Curious how other investors, lenders, and builders would have handled a situation like this.

I came across a deal in Berkeley Heights, NJ that originally looked like a pretty straightforward SFR fix-and-flip.

Original plan:

Purchase price: roughly $328K
Construction/rehab budget: roughly $198K
Projected ARV: roughly $750K

So on paper, the basis was around $526K against a projected $750K ARV. Not a home-run deal, but workable depending on timeline, financing, and exit.

Then the deal got complicated.

After acquisition, the project got tied up for years because of zoning, environmental, and site issues. The original structure was eventually demolished, and what started as a rehab became more of a land-use/new-construction situation.

One of the biggest issues was the lot configuration.
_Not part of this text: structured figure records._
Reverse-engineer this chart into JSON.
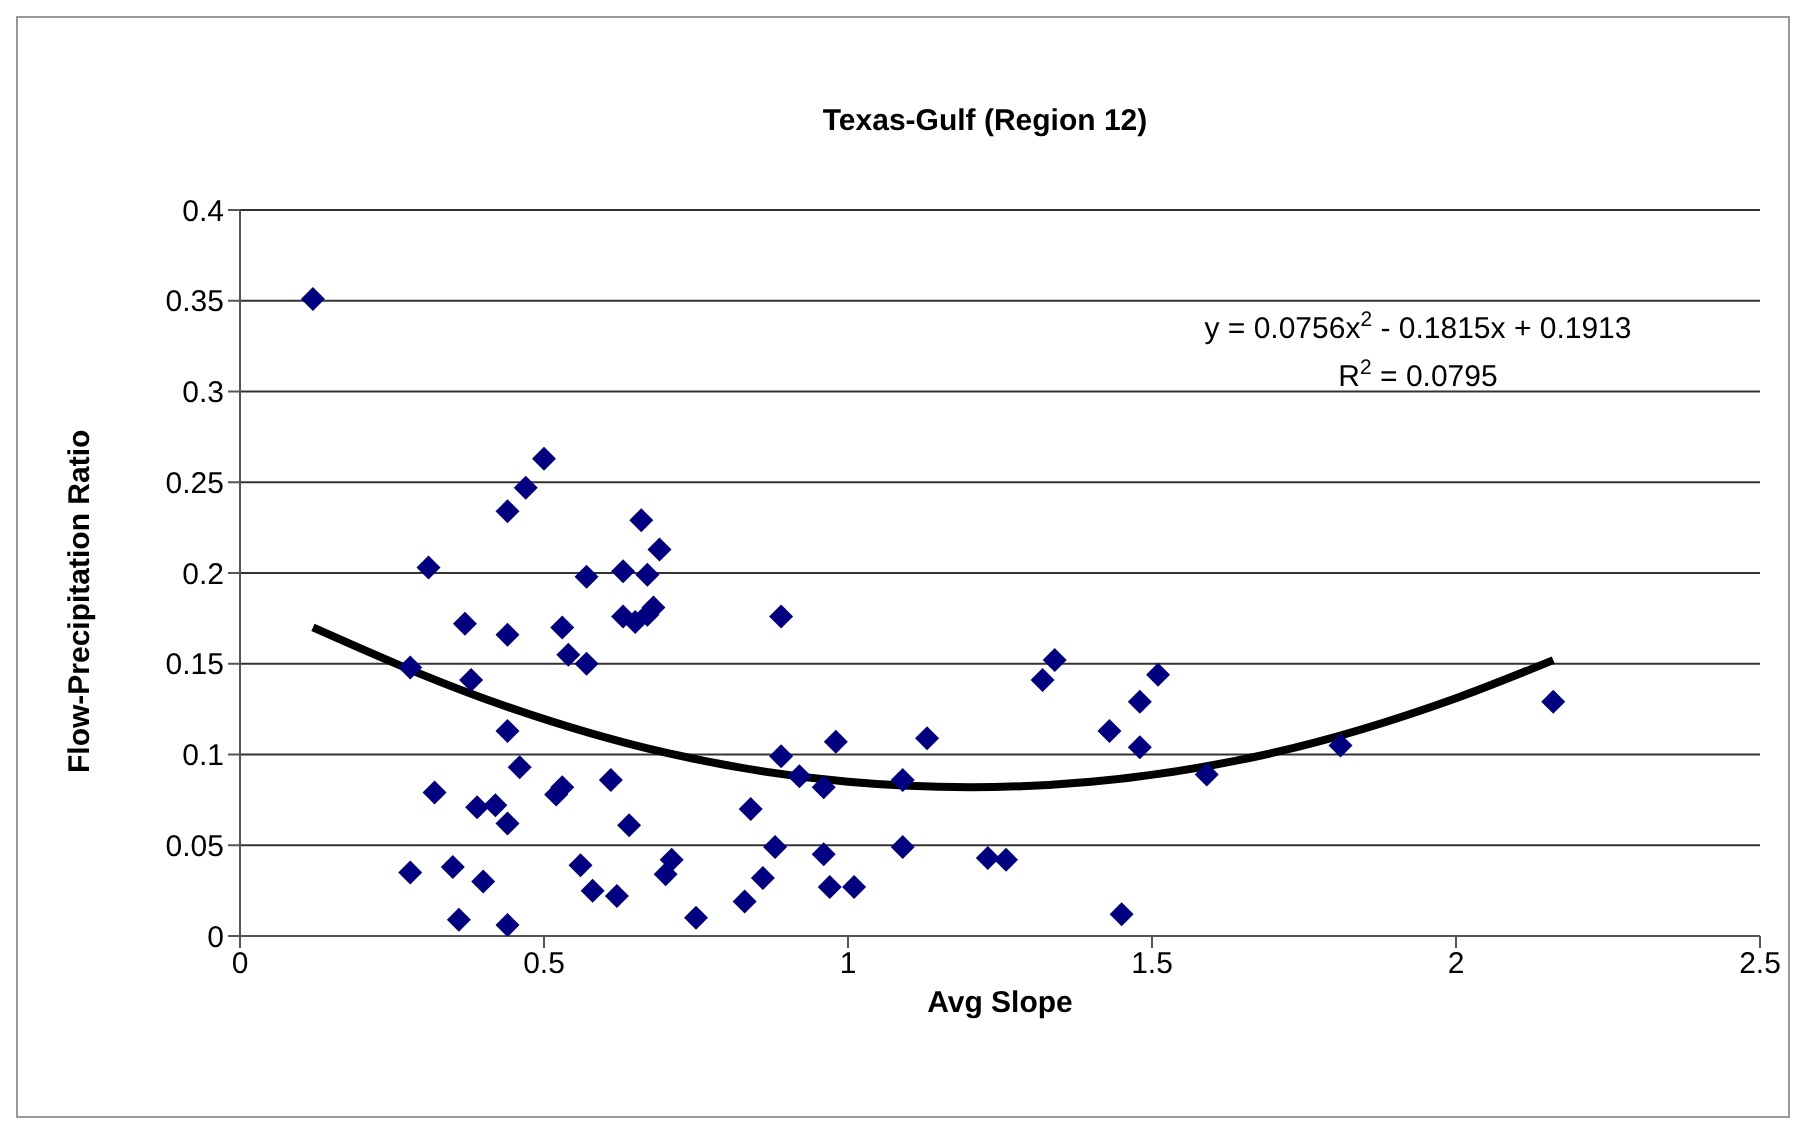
{
  "chart_data": {
    "type": "scatter",
    "title": "Texas-Gulf (Region 12)",
    "xlabel": "Avg Slope",
    "ylabel": "Flow-Precipitation Ratio",
    "xlim": [
      0,
      2.5
    ],
    "xticks": [
      0,
      0.5,
      1,
      1.5,
      2,
      2.5
    ],
    "ylim": [
      0,
      0.4
    ],
    "yticks": [
      0,
      0.05,
      0.1,
      0.15,
      0.2,
      0.25,
      0.3,
      0.35,
      0.4
    ],
    "grid": "y",
    "legend": false,
    "marker": "diamond",
    "annotations": [
      "y = 0.0756x$^{2}$ - 0.1815x + 0.1913",
      "R$^{2}$ = 0.0795"
    ],
    "series": [
      {
        "color": "#000080",
        "x": [
          0.12,
          0.28,
          0.28,
          0.31,
          0.32,
          0.35,
          0.36,
          0.37,
          0.38,
          0.39,
          0.4,
          0.42,
          0.44,
          0.44,
          0.44,
          0.44,
          0.44,
          0.46,
          0.47,
          0.5,
          0.52,
          0.53,
          0.53,
          0.54,
          0.56,
          0.57,
          0.57,
          0.58,
          0.61,
          0.62,
          0.63,
          0.64,
          0.63,
          0.65,
          0.66,
          0.67,
          0.67,
          0.68,
          0.69,
          0.7,
          0.71,
          0.75,
          0.83,
          0.84,
          0.86,
          0.88,
          0.89,
          0.89,
          0.92,
          0.96,
          0.96,
          0.97,
          0.98,
          1.01,
          1.09,
          1.09,
          1.13,
          1.23,
          1.26,
          1.32,
          1.34,
          1.43,
          1.45,
          1.48,
          1.48,
          1.51,
          1.59,
          1.81,
          2.16
        ],
        "values": [
          0.351,
          0.148,
          0.035,
          0.203,
          0.079,
          0.038,
          0.009,
          0.172,
          0.141,
          0.071,
          0.03,
          0.072,
          0.006,
          0.062,
          0.113,
          0.166,
          0.234,
          0.093,
          0.247,
          0.263,
          0.078,
          0.082,
          0.17,
          0.155,
          0.039,
          0.15,
          0.198,
          0.025,
          0.086,
          0.022,
          0.201,
          0.061,
          0.176,
          0.173,
          0.229,
          0.177,
          0.199,
          0.181,
          0.213,
          0.034,
          0.042,
          0.01,
          0.019,
          0.07,
          0.032,
          0.049,
          0.099,
          0.176,
          0.088,
          0.045,
          0.082,
          0.027,
          0.107,
          0.027,
          0.086,
          0.049,
          0.109,
          0.043,
          0.042,
          0.141,
          0.152,
          0.113,
          0.012,
          0.104,
          0.129,
          0.144,
          0.089,
          0.105,
          0.129
        ]
      },
      {
        "type": "line",
        "color": "#000000",
        "marker": "none",
        "line_style": "solid",
        "x": [
          0.12,
          0.4,
          0.7,
          1.0,
          1.2,
          1.4,
          1.7,
          2.0,
          2.16
        ],
        "values": [
          0.17,
          0.131,
          0.101,
          0.085,
          0.082,
          0.085,
          0.101,
          0.131,
          0.152
        ]
      }
    ]
  }
}
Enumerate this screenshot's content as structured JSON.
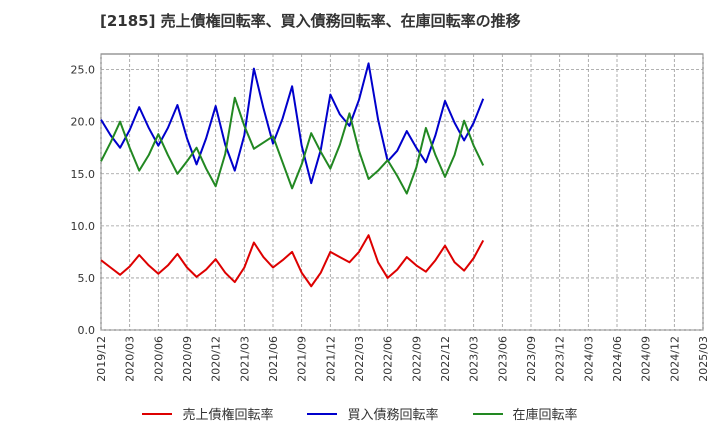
{
  "chart_data": {
    "type": "line",
    "title": "[2185]  売上債権回転率、買入債務回転率、在庫回転率の推移",
    "ylim": [
      0,
      26.5
    ],
    "yticks": [
      "0.0",
      "5.0",
      "10.0",
      "15.0",
      "20.0",
      "25.0"
    ],
    "ytick_values": [
      0,
      5,
      10,
      15,
      20,
      25
    ],
    "xticks": [
      "2019/12",
      "2020/03",
      "2020/06",
      "2020/09",
      "2020/12",
      "2021/03",
      "2021/06",
      "2021/09",
      "2021/12",
      "2022/03",
      "2022/06",
      "2022/09",
      "2022/12",
      "2023/03",
      "2023/06",
      "2023/09",
      "2023/12",
      "2024/03",
      "2024/06",
      "2024/09",
      "2024/12",
      "2025/03"
    ],
    "grid": true,
    "legend_position": "bottom",
    "series": [
      {
        "name": "売上債権回転率",
        "color": "#dd0000",
        "values": [
          6.7,
          6.0,
          5.3,
          6.1,
          7.2,
          6.2,
          5.4,
          6.2,
          7.3,
          6.0,
          5.1,
          5.8,
          6.8,
          5.5,
          4.6,
          6.0,
          8.4,
          7.0,
          6.0,
          6.7,
          7.5,
          5.5,
          4.2,
          5.5,
          7.5,
          7.0,
          6.5,
          7.5,
          9.1,
          6.5,
          5.0,
          5.8,
          7.0,
          6.2,
          5.6,
          6.7,
          8.1,
          6.5,
          5.7,
          6.9,
          8.6
        ]
      },
      {
        "name": "買入債務回転率",
        "color": "#0000cc",
        "values": [
          20.2,
          18.7,
          17.5,
          19.2,
          21.4,
          19.4,
          17.7,
          19.4,
          21.6,
          18.4,
          15.9,
          18.4,
          21.5,
          17.8,
          15.3,
          18.7,
          25.1,
          21.3,
          17.9,
          20.3,
          23.4,
          17.7,
          14.1,
          17.3,
          22.6,
          20.7,
          19.6,
          22.1,
          25.6,
          20.2,
          16.2,
          17.2,
          19.1,
          17.5,
          16.1,
          18.7,
          22.0,
          19.9,
          18.2,
          19.9,
          22.2
        ]
      },
      {
        "name": "在庫回転率",
        "color": "#228822",
        "values": [
          16.2,
          18.0,
          20.0,
          17.5,
          15.3,
          16.8,
          18.8,
          16.8,
          15.0,
          16.2,
          17.5,
          15.5,
          13.8,
          16.9,
          22.3,
          19.6,
          17.4,
          18.0,
          18.6,
          16.1,
          13.6,
          15.9,
          18.9,
          17.1,
          15.5,
          17.8,
          20.8,
          17.2,
          14.5,
          15.3,
          16.3,
          14.8,
          13.1,
          15.6,
          19.4,
          16.8,
          14.7,
          16.8,
          20.1,
          17.7,
          15.8
        ]
      }
    ]
  }
}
The original structure was built in a way that created issues with the property line and the adjacent vacant lot. The investor ultimately had to track down the owner of the neighboring lot and purchase it for roughly $149K in order to move the project forward properly.

At that point, the deal had basically evolved from:

Fix-and-flip
To long hold/restructure
To new construction/ground-up

The financing had to change too. Since it was originally structured as a fix-and-flip, the loan was later restructured/refinanced during the holding period to help manage the cost of capital while the borrower worked through the zoning and project issues.

The project was finally completed and listed around $1.75M.

Total cost basis came out to roughly $1.25M, so the investor still expects to make money, but it took years longer than originally planned and required a completely different strategy than the one they started with.

There was also a flood-zone compliance issue because the property is near a stream. From what I understand, the area does not actually have a flooding issue, but the property still had to be treated/disclosed properly because of the designation.

A few takeaways I had:

  1. Zoning and environmental diligence can be just as important as purchase price and rehab budget.
  2. A “simple flip” can turn into a new-construction deal very quickly.
  3. Foreclosure acquisitions can carry hidden issues that are not always obvious upfront.
  4. Holding costs can become the biggest threat when a project gets delayed for years.
  5. The financing strategy has to match the current stage of the project, not the original plan.
  6. Sometimes buying the adjacent lot is the only way to unlock the deal.
  7. A deal can still be profitable and still be extremely painful.

For the investors here:

Would you have bought the adjacent lot and kept pushing, or would you have cut your losses earlier?

For the lenders:

Would you be comfortable restructuring a deal like this if the borrower still had a clear path to completion?

And for the builders/developers:

What due diligence would you have done upfront to avoid getting stuck in a zoning/environmental/lot-line situation like this?